No less famous was the Monastery special operation, which was aimed at creating a fictitious underground anti-Soviet organization of monarchists in 1942 for its use as bait for the intelligence services of Germany.
Sudoplatov supervised mining the most important objects during the attack of the Nazi hordes on Moscow. In Western Ukraine, occupied by the Nazis, he led a special forces detachment under the command of Medvedev.
Unfortunately, despite all his services to the fatherland Pavel Sudoplatov was arrested on August 21, 1953, as “accomplice of Beria.” He was primarily accused of anti-government conspiracy. During the investigation of the case he feigned insanity and was kept in a psychiatric hospital in Leningrad until 1958.
However, this did not help Sudoplatov, and the legendary spy was sentenced to 15 years in prison for “aiding and abetting” Lavrenty Beria, “preparation of a coup d'etat,” “kidnapping and murder,” and “experiments on people.” It should be noted that Sudoplatov never pleaded guilty. The legendary spy served his sentence in a prison in Vladimir, where he went blind in one eye, suffered three heart attacks and was disabled.
Returning to Moscow in 1968 from prison, he wrote three books about his professional activities under the penname Anatoly Andreev. Shortly before his death, in 1996, he published a book of memoirs. He had to fight for his justification, which he received only in 1992, for more than 20 years. Even today Pavel Sudoplatov received the honorary nickname ‘Stalin's Terminator’ for his successful special operations to eliminate the enemies of the Soviet Union.
Pavel Sudoplatov was a man of unusual, rare and dramatic fate. He played one of the most significant roles in the activities of domestic foreign intelligence. As he himself wrote in his book, he managed to survive due to “a bizarre combination of circumstances and undoubted luck.” The legendary Soviet spy died Sept. 24, 1996, in Moscow at the age of 89. He is buried at the Donskoye Cemetery in the Russian capital.
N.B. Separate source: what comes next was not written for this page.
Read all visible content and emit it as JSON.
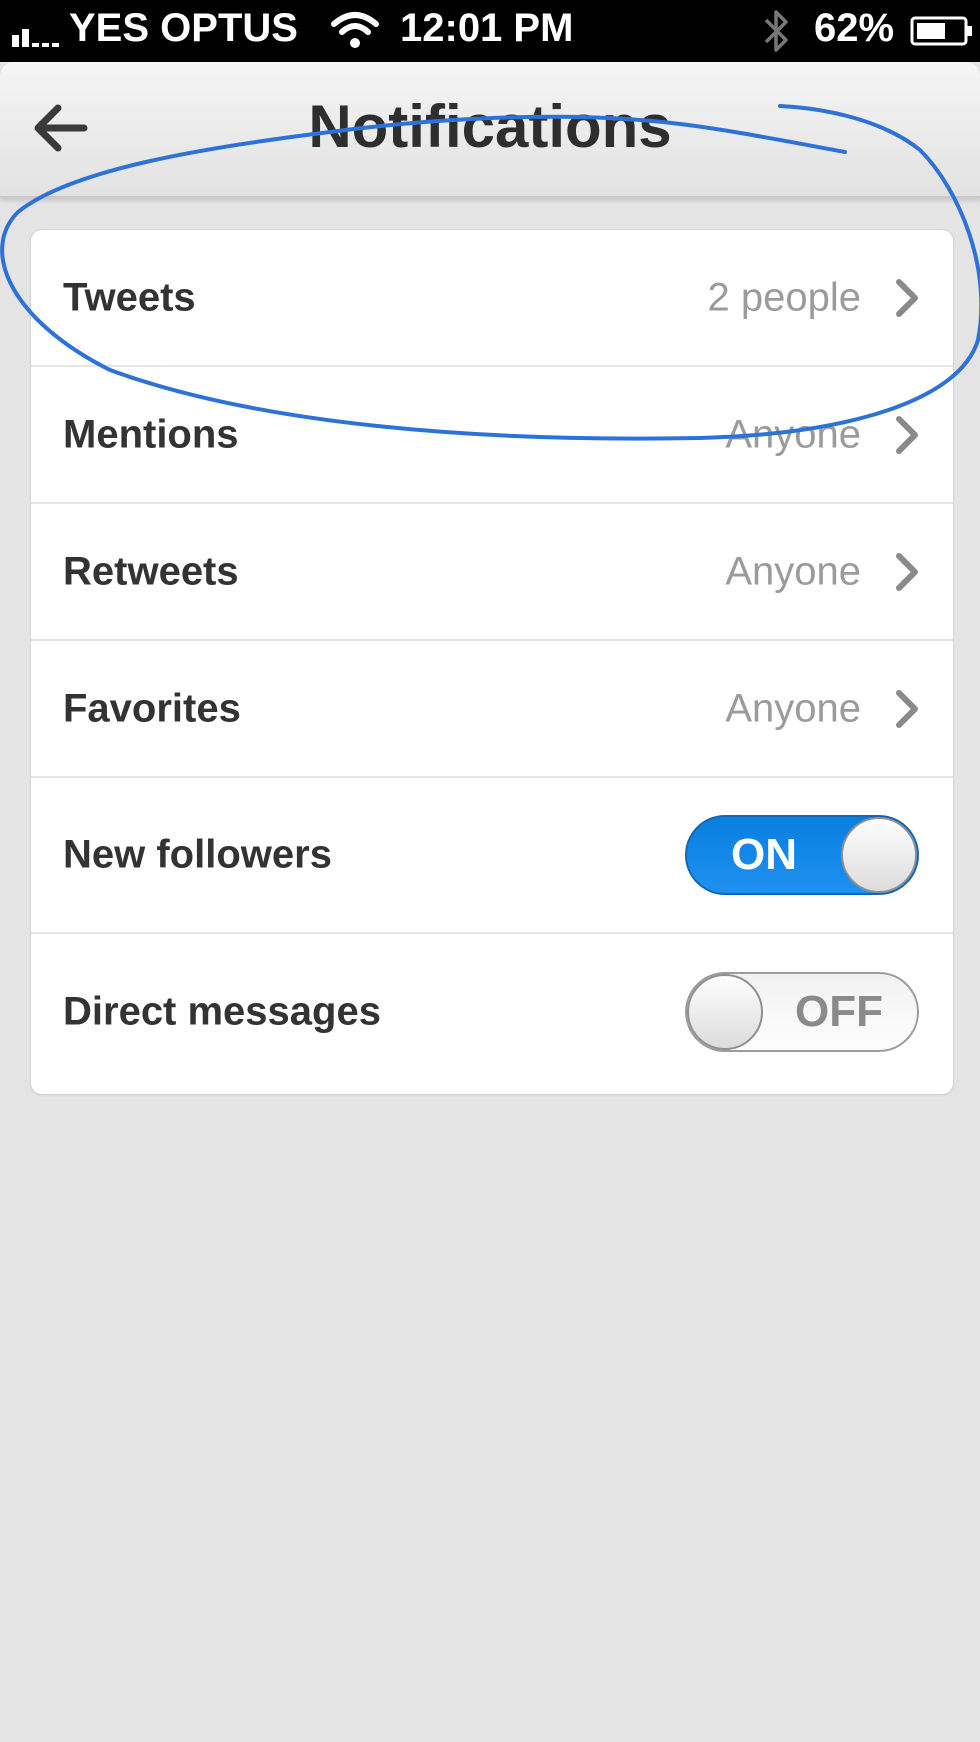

The day before memorial bust, timed to the 115th anniversary of the birth of Pavel Sudoplatov, a famous native of this city, was unveiled in Melitopol. This was done as part of a program of the Russian Military Historical Society to preserve the memory of outstanding countrymen.
The opening ceremony of the bust was attended by the head of the civil-military administration of Zaporizhzhia region Evgeny Balitsky. “Today, historical justice has been done. No Bandera and Shukhevich will desecrate our streets. There will be monuments to real heroes, to people who liberated our city. If not for Sudoplatov, we would not be here today. We owe these people everything we have.”